More specific instructions are available for:

Testing email sending

Once you've configured the sending, you'll want to make sure it works. The simplest way to do so is by installing the QuickEmail extra through the package manager.

Once installed, add the following snippet call to a resource.

[[!QuickEmail? &debug=`1`]]

View the resource on the front-end. QuickEmail will try to send a test email, and will render a detailed debug log. If it fails, it usually comes down to the wrong port, prefix, or authentication.

When it works as expected, remove the snippet call. If you don't, someone else may stumble across it, which may leak your email credentials.

Testing and improving email deliverability

Sending emails is one - but if it actually arrives in the recipients inbox is another question.

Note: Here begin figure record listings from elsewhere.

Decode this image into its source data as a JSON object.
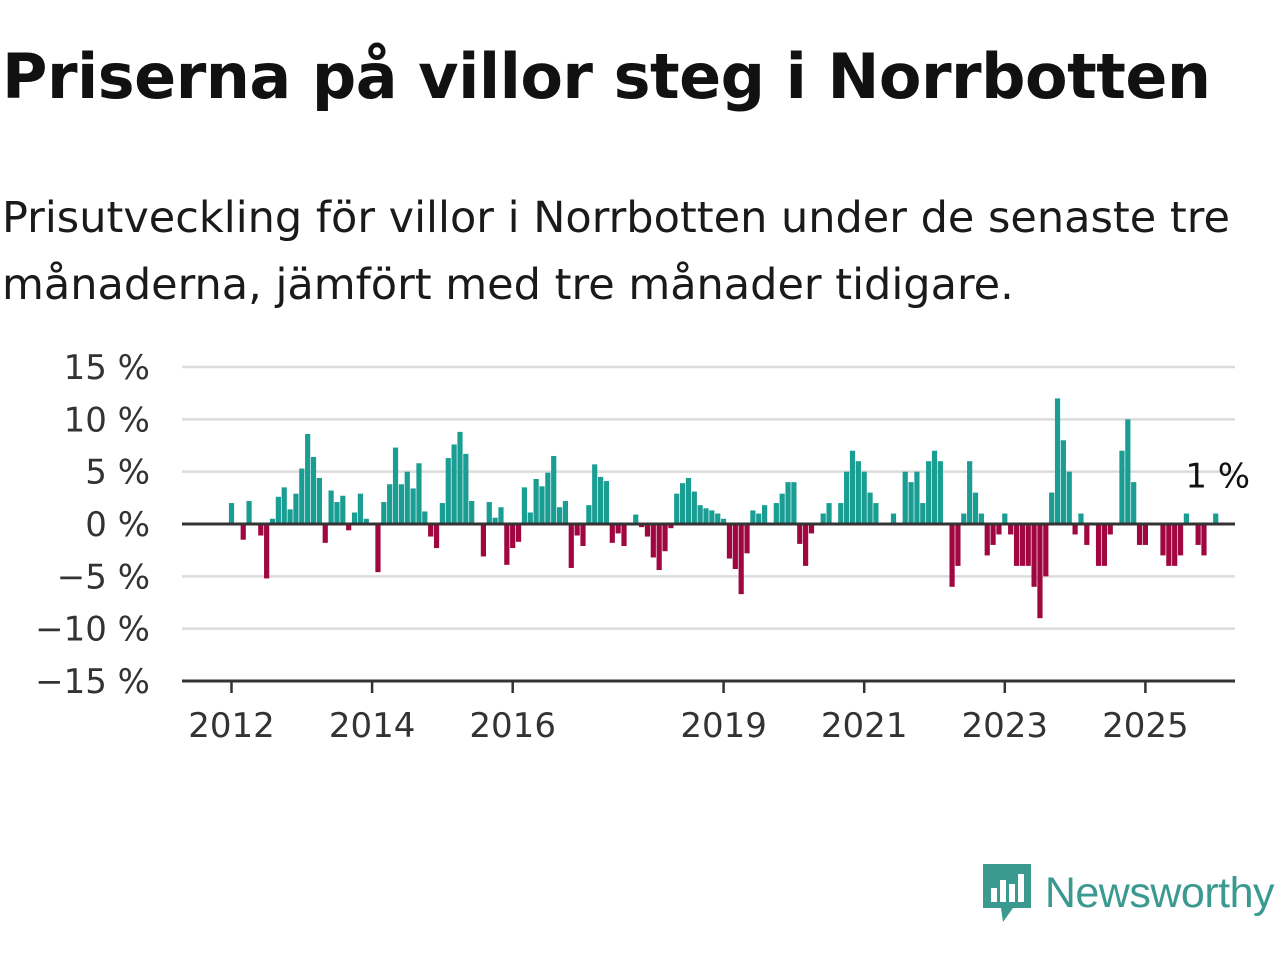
{
  "header": {
    "title": "Priserna på villor steg i Norrbotten",
    "subtitle": "Prisutveckling för villor i Norrbotten under de senaste tre månaderna, jämfört med tre månader tidigare."
  },
  "brand": {
    "name": "Newsworthy",
    "icon": "newsworthy-logo-icon",
    "color": "#3a9a8f"
  },
  "colors": {
    "positive": "#1a9e94",
    "negative": "#a0063f",
    "grid": "#dcdcdc",
    "axis": "#333333"
  },
  "chart_data": {
    "type": "bar",
    "title": "",
    "xlabel": "",
    "ylabel": "",
    "ylim": [
      -15,
      15
    ],
    "y_ticks": [
      15,
      10,
      5,
      0,
      -5,
      -10,
      -15
    ],
    "y_tick_labels": [
      "15 %",
      "10 %",
      "5 %",
      "0 %",
      "−5 %",
      "−10 %",
      "−15 %"
    ],
    "x_ticks": [
      "2012",
      "2014",
      "2016",
      "2019",
      "2021",
      "2023",
      "2025"
    ],
    "start": "2011-01",
    "frequency": "monthly",
    "grid": true,
    "last_value_label": "1 %",
    "values": [
      0,
      0,
      0,
      0,
      0,
      0,
      0,
      0,
      0,
      0,
      0,
      0,
      2,
      0,
      -1.5,
      2.2,
      0,
      -1.1,
      -5.2,
      0.5,
      2.6,
      3.5,
      1.4,
      2.9,
      5.3,
      8.6,
      6.4,
      4.4,
      -1.8,
      3.2,
      2.1,
      2.7,
      -0.6,
      1.1,
      2.9,
      0.5,
      0,
      -4.6,
      2.1,
      3.8,
      7.3,
      3.8,
      5,
      3.4,
      5.8,
      1.2,
      -1.2,
      -2.3,
      2,
      6.3,
      7.6,
      8.8,
      6.7,
      2.2,
      0,
      -3.1,
      2.1,
      0.6,
      1.6,
      -3.9,
      -2.3,
      -1.7,
      3.5,
      1.1,
      4.3,
      3.6,
      4.9,
      6.5,
      1.6,
      2.2,
      -4.2,
      -1.1,
      -2.1,
      1.8,
      5.7,
      4.5,
      4.1,
      -1.8,
      -0.9,
      -2.1,
      0,
      0.9,
      -0.3,
      -1.2,
      -3.2,
      -4.4,
      -2.6,
      -0.4,
      2.9,
      3.9,
      4.4,
      3.1,
      1.8,
      1.5,
      1.3,
      1.0,
      0.5,
      -3.3,
      -4.3,
      -6.7,
      -2.8,
      1.3,
      1.0,
      1.8,
      0,
      2.0,
      2.9,
      4.0,
      4.0,
      -1.9,
      -4.0,
      -0.9,
      0,
      1.0,
      2.0,
      0,
      2.0,
      5.0,
      7.0,
      6.0,
      5.0,
      3.0,
      2.0,
      0,
      0,
      1.0,
      0,
      5.0,
      4.0,
      5.0,
      2.0,
      6.0,
      7.0,
      6.0,
      0,
      -6.0,
      -4.0,
      1.0,
      6.0,
      3.0,
      1.0,
      -3.0,
      -2.0,
      -1.0,
      1.0,
      -1.0,
      -4.0,
      -4.0,
      -4.0,
      -6.0,
      -9.0,
      -5.0,
      3.0,
      12.0,
      8.0,
      5.0,
      -1.0,
      1.0,
      -2.0,
      0,
      -4.0,
      -4.0,
      -1.0,
      0,
      7.0,
      10.0,
      4.0,
      -2.0,
      -2.0,
      0,
      0,
      -3.0,
      -4.0,
      -4.0,
      -3.0,
      1.0,
      0,
      -2.0,
      -3.0,
      0,
      1.0
    ]
  }
}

This can be affected by anything from the email content (does it seem spammy?), but also by various mail protection systems such as SPF, DKIM, and DMARC. Mail server IPs may also get blacklisted if they send too much spam.

These systems are configured on the server level, and are out of scope for this documentation, but to make sure your emails arrive it is strongly recommended to make sure those are properly configured.

There are various services and tutorials online to help you with that. mail-tester.com is an excellent one that can be used for free. It provides you a single-use email address to send an email to (tip: use QuickEmail, adding the &to property), and will check a large part of what can influence your deliverability.

Other relevant settings

Unless otherwise configured on a snippet or in code, the From email header will be set to the value of the emailsender system setting, and the name will be your site_name system setting.